Travailler avec des fichiersDe la fenêtre au fichier · 7 min de lecture

L'idée qui change tout

Dans le navigateur, la conversation est le travail : tout ce que tu as obtenu vit dans ce fil. S'il se ferme, s'il sature, si tu ne le retrouves plus, c'est perdu. C'est pour ça que tu te sens à l'étroit.

Ici la conversation descend d'un cran : elle devient le canal par lequel tu donnes des instructions. Le travail ne reste pas là — il reste dans des fichiers, sur ton disque.

DANS LE NAVIGATEUR

Toi la conversation ✕ il ne reste rien

Le travail vit dans la conversation. Elle se ferme et il ne reste rien.

AVEC DES FICHIERS

Toi la conversation le fichier

La conversation ne fait que donner des instructions, elle est jetable. Le fichier reste sur ton disque.

La différence tient à un seul nœud : il apparaît un endroit où le résultat atterrit et reste.

La limite, c'est le dossier. L'IA ne voit que ce qu'il y a dans celui que tu as ouvert. Elle ne voit pas le reste du disque, ni tes photos, ni ta messagerie, ni ce que tu as dans une autre fenêtre.

Ce n'est pas une limitation technique que quelqu'un aurait oublié de corriger : c'est la protection. C'est pour ça que le geste pour commencer à travailler sera toujours le même — ouvrir un dossier, pas ouvrir un fichier isolé.

Et même à l'intérieur de ce dossier, elle te demandera la permission avant de toucher à quoi que ce soit.

Trois habitudes pour le premier jour. Ce ne sont pas des règles de sécurité informatique : ce sont celles qui rendent l'expérience bonne.

  1. Demande le plan avant l'action. « Montre-moi d'abord ce que tu vas faire, ne le fais pas encore. » Tu lis le plan, et c'est seulement là que tu lui dis d'y aller. Tu vas t'en servir énormément au début et de moins en moins après.
  2. Qu'elle n'efface jamais : qu'elle déplace. La consigne permanente, c'est qu'au lieu d'effacer, elle envoie ce qui est en trop dans un dossier à part et te prévienne.
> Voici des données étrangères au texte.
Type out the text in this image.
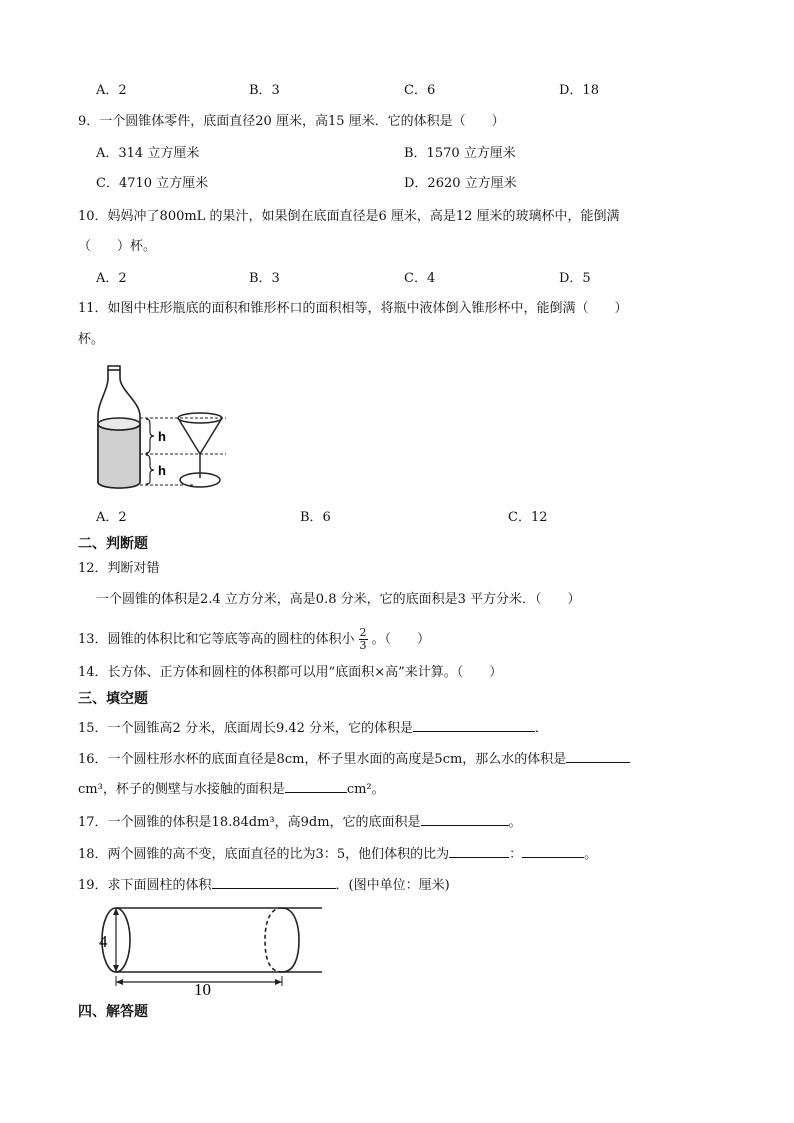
A．2	B．3	C．6	D．18
9．一个圆锥体零件，底面直径20 厘米，高15 厘米．它的体积是（　　）
A．314 立方厘米	B．1570 立方厘米
C．4710 立方厘米	D．2620 立方厘米
10．妈妈冲了800mL 的果汁，如果倒在底面直径是6 厘米，高是12 厘米的玻璃杯中，能倒满
（　　）杯。
A．2	B．3	C．4	D．5
11．如图中柱形瓶底的面积和锥形杯口的面积相等，将瓶中液体倒入锥形杯中，能倒满（　　）
杯。
h
h
A．2	B．6	C．12
二、判断题
12．判断对错
一个圆锥的体积是2.4 立方分米，高是0.8 分米，它的底面积是3 平方分米．（　　）
13．圆锥的体积比和它等底等高的圆柱的体积小 $\frac{2}{3}$ 。（　　）
14．长方体、正方体和圆柱的体积都可以用“底面积×高”来计算。（　　）
三、填空题
15．一个圆锥高2 分米，底面周长9.42 分米，它的体积是	．
16．一个圆柱形水杯的底面直径是8cm，杯子里水面的高度是5cm，那么水的体积是
cm³，杯子的侧壁与水接触的面积是	cm²。
17．一个圆锥的体积是18.84dm³，高9dm，它的底面积是	。
18．两个圆锥的高不变，底面直径的比为3：5，他们体积的比为	：	。
19．求下面圆柱的体积	．(图中单位：厘米)
4
10
四、解答题
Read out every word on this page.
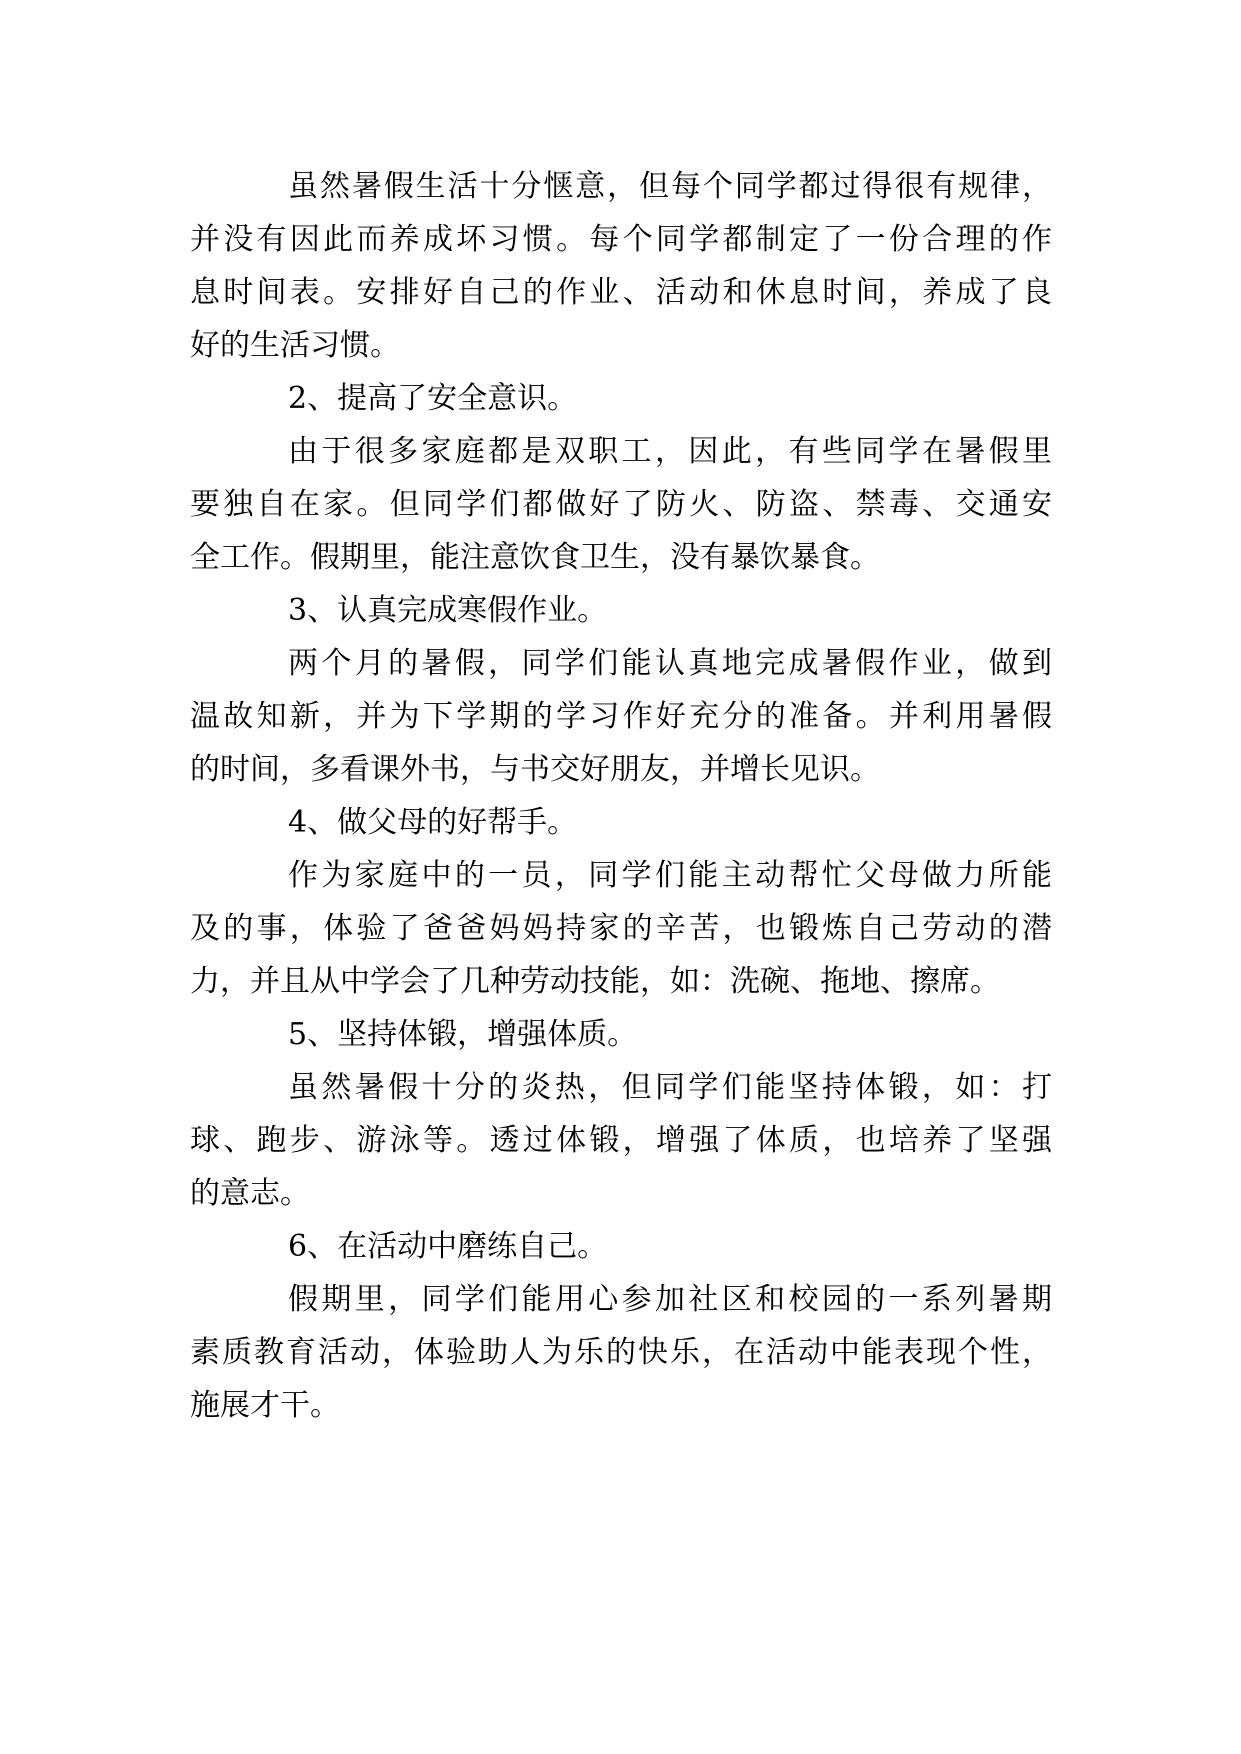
虽然暑假生活十分惬意，但每个同学都过得很有规律，
并没有因此而养成坏习惯。每个同学都制定了一份合理的作
息时间表。安排好自己的作业、活动和休息时间，养成了良
好的生活习惯。
2、提高了安全意识。
由于很多家庭都是双职工，因此，有些同学在暑假里
要独自在家。但同学们都做好了防火、防盗、禁毒、交通安
全工作。假期里，能注意饮食卫生，没有暴饮暴食。
3、认真完成寒假作业。
两个月的暑假，同学们能认真地完成暑假作业，做到
温故知新，并为下学期的学习作好充分的准备。并利用暑假
的时间，多看课外书，与书交好朋友，并增长见识。
4、做父母的好帮手。
作为家庭中的一员，同学们能主动帮忙父母做力所能
及的事，体验了爸爸妈妈持家的辛苦，也锻炼自己劳动的潜
力，并且从中学会了几种劳动技能，如：洗碗、拖地、擦席。
5、坚持体锻，增强体质。
虽然暑假十分的炎热，但同学们能坚持体锻，如：打
球、跑步、游泳等。透过体锻，增强了体质，也培养了坚强
的意志。
6、在活动中磨练自己。
假期里，同学们能用心参加社区和校园的一系列暑期
素质教育活动，体验助人为乐的快乐，在活动中能表现个性，
施展才干。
Ensuite tu regardes toi-même et tu effaces à la main. Tu ne perdras jamais rien à cause d'un malentendu.
  3. Nouveau sujet, nouvelle conversation. Une conversation où trop de choses se mélangent commence à donner des réponses bizarres — et c'est la cause numéro un du « pourtant ça marchait avant ».

Ce que tu n'as PAS à faire, pour faire baisser l'angoisse avant de commencer :

  • Tu n'as pas à apprendre de commandes. Tu lui parles en français.
  • Tu n'as pas à comprendre ce qu'est « git ». Il s'installe parce qu'il est nécessaire en dessous, mais tu n'y toucheras pas.
  • Tu n'as rien à préparer d'avance. Tout s'installe ensemble, à partir de zéro.
  • Tu ne peux rien casser d'important. Le dossier sera synchronisé avec un historique de versions, et l'habitude numéro 2 s'occupe du reste.
  • Tu n'as pas à retenir tout ça. Si quelque chose n'est pas clair, ça revient plus loin, déjà appliqué. Il n'y a rien à réviser.

Tu fermes la fenêtre et tu éteins la machine. Où est resté le travail ?

La conversation est jetable. Le fichier est la mémoire.